Rumänien: Abenteuer Menschlichkeit
Als ich vor ungefähr zwei Jahren eine ehemalige Schülerin im Intercity zwischen Hamburg und Münster traf, ahnte ich nicht, dass das eine Begegnung mit Folgen sein sollte. Irmi Küthe erzählte mir von ihrem Beruf als Kommunikations- und Outdoor-Trainerin und von ihren zahlreichen Reisen in viele Gegenden der Welt. Besonders begeistert und begeisternd sprach sie von Rumänien, dem Land, in dem sie schon einige Male Kurse geleitet hatte, das sie aber auch auf eigenen Reisen und Wanderungen erkundet hatte, vornehmlich Siebenbürgen. Ein Grund für ihre zahlreichen Reisen dorthin war u.a. auch ein Projekt, das sie zusammen mit einer rumänisch-ungarischen Freundin betreibt: Sie kümmert sich um Roma-Mädchen in einem Waisenhaus in Targu Mures (Neumarkt); mehr davon später. Irmi lud mich damals ein, an einer von ihr geplanten Bildungs- und Begegnungsreise nach Rumänien teilzunehmen, und ich sagte zu. Im Juni 2002 war es dann so weit. Eine kleine Gruppe von acht Personen startete von München nach Sibiu (Hermannstadt); im Land selbst hatte wir außer Irmi noch zwei kompetente Reiseleiter. Außerdem stand uns ein Kleinbus zur Verfügung, der uns zu unseren Zielen brachte. Obwohl viele meiner Bekannten, die von meinen Plänen erfuhren, fragten: „Warum denn Rumänienß Das ist doch kein Reiseland“, wurde es eine erlebnisreiche Fahrt, die ich nicht missen möchte.

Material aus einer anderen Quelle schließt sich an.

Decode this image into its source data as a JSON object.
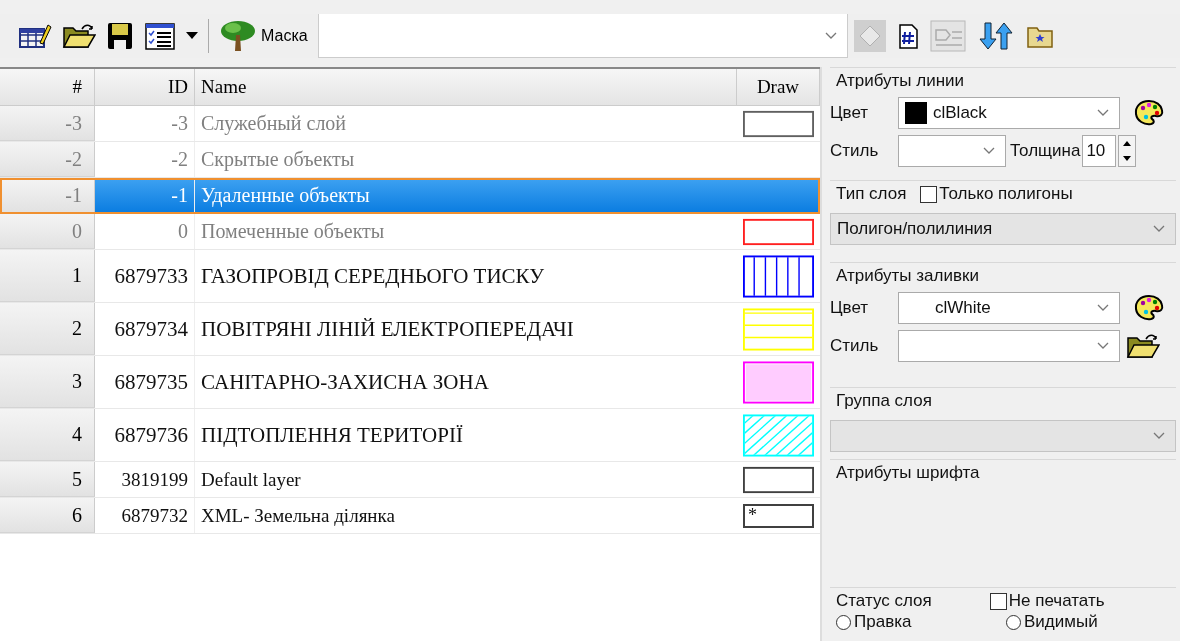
{
  "toolbar": {
    "mask_label": "Маска"
  },
  "table": {
    "columns": [
      "#",
      "ID",
      "Name",
      "Draw"
    ],
    "rows": [
      {
        "num": "-3",
        "id": "-3",
        "name": "Служебный слой",
        "kind": "system",
        "selected": false,
        "swatch": {
          "kind": "plain",
          "color": "#606060"
        }
      },
      {
        "num": "-2",
        "id": "-2",
        "name": "Скрытые объекты",
        "kind": "system",
        "selected": false,
        "swatch": {
          "kind": "none"
        }
      },
      {
        "num": "-1",
        "id": "-1",
        "name": "Удаленные объекты",
        "kind": "system",
        "selected": true,
        "swatch": {
          "kind": "none"
        }
      },
      {
        "num": "0",
        "id": "0",
        "name": "Помеченные объекты",
        "kind": "system",
        "selected": false,
        "swatch": {
          "kind": "plain",
          "color": "#ff2020"
        }
      },
      {
        "num": "1",
        "id": "6879733",
        "name": "ГАЗОПРОВІД СЕРЕДНЬОГО ТИСКУ",
        "kind": "caps",
        "selected": false,
        "swatch": {
          "kind": "vertical",
          "color": "#0000ff"
        }
      },
      {
        "num": "2",
        "id": "6879734",
        "name": "ПОВІТРЯНІ ЛІНІЙ ЕЛЕКТРОПЕРЕДАЧІ",
        "kind": "caps",
        "selected": false,
        "swatch": {
          "kind": "horizontal",
          "color": "#ffff00"
        }
      },
      {
        "num": "3",
        "id": "6879735",
        "name": "САНІТАРНО-ЗАХИСНА ЗОНА",
        "kind": "caps",
        "selected": false,
        "swatch": {
          "kind": "solid",
          "color": "#ff00ff"
        }
      },
      {
        "num": "4",
        "id": "6879736",
        "name": "ПІДТОПЛЕННЯ ТЕРИТОРІЇ",
        "kind": "caps",
        "selected": false,
        "swatch": {
          "kind": "diagonal",
          "color": "#00ffff"
        }
      },
      {
        "num": "5",
        "id": "3819199",
        "name": "Default layer",
        "kind": "normal",
        "selected": false,
        "swatch": {
          "kind": "plain",
          "color": "#404040"
        }
      },
      {
        "num": "6",
        "id": "6879732",
        "name": "XML- Земельна ділянка",
        "kind": "normal",
        "selected": false,
        "swatch": {
          "kind": "marker",
          "color": "#404040",
          "mark": "*"
        }
      }
    ]
  },
  "line_attributes": {
    "title": "Атрибуты линии",
    "color_label": "Цвет",
    "color_value": "clBlack",
    "color": "#000000",
    "style_label": "Стиль",
    "width_label": "Толщина",
    "width_value": "10"
  },
  "layer_type": {
    "title": "Тип слоя",
    "polygons_only": {
      "label": "Только полигоны",
      "checked": false
    },
    "value": "Полигон/полилиния"
  },
  "fill_attributes": {
    "title": "Атрибуты заливки",
    "color_label": "Цвет",
    "color_value": "clWhite",
    "style_label": "Стиль"
  },
  "layer_group": {
    "title": "Группа слоя"
  },
  "font_attributes": {
    "title": "Атрибуты шрифта"
  },
  "layer_status": {
    "title": "Статус слоя",
    "no_print": {
      "label": "Не печатать",
      "checked": false
    },
    "radios": [
      {
        "label": "Правка",
        "selected": false
      },
      {
        "label": "Видимый",
        "selected": false
      }
    ]
  }
}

Wir besuchten zuerst Sovata, einen Kurort in den Karpaten mit wunderschönen, schnitzerei-verzierten Holzhäusern; in Sighisoara (Schässburg) sahen wir u.a. den gut erhaltenen mittelalterlichen Stadtkern und die renovierte evangelische Bergkirche; in Targu Mures (Neumarkt) staunten wir über die kostbare Bibliothek und den Kulturpalast und erlebten ein klassisches Freiluft-Konzert, und in Sibiu schlenderten wir durch die interessante Altstadt und besuchten die grandiose protestantische Kirche. Das war – kurzgefasst – der mehr touristische Teil unserer Reise. Aber ebenso wichtig waren uns die Begegnungen mit rumänisch-ungarischen Familien, unseren Gastgebern in Targu Mures, die uns drei Tage lang beherbergten und uns u.a. mit Köstlichkeiten aus der Landesküche und mit vielen guten Gesprächen erfreuten. Natürlich kann ich nicht das Elend verschweigen, das wir auch sahen: bettelnde Frauen und Kinder (hauptsächlich Roma), zerstörte Landschaften und Industriebrachen aus der Ceaucescu-Zeit, baufällige Gebäude in den Städten. Auch meine Gastgeber hatten nur ein kleines Apartment in einer Hochhaussiedlung, wie wir sie in Deutschland an den sozialen Brennpunkten der Großstädte finden. Trotzdem war die Begegnung mit den Menschen herzerfrischend und bereichernd.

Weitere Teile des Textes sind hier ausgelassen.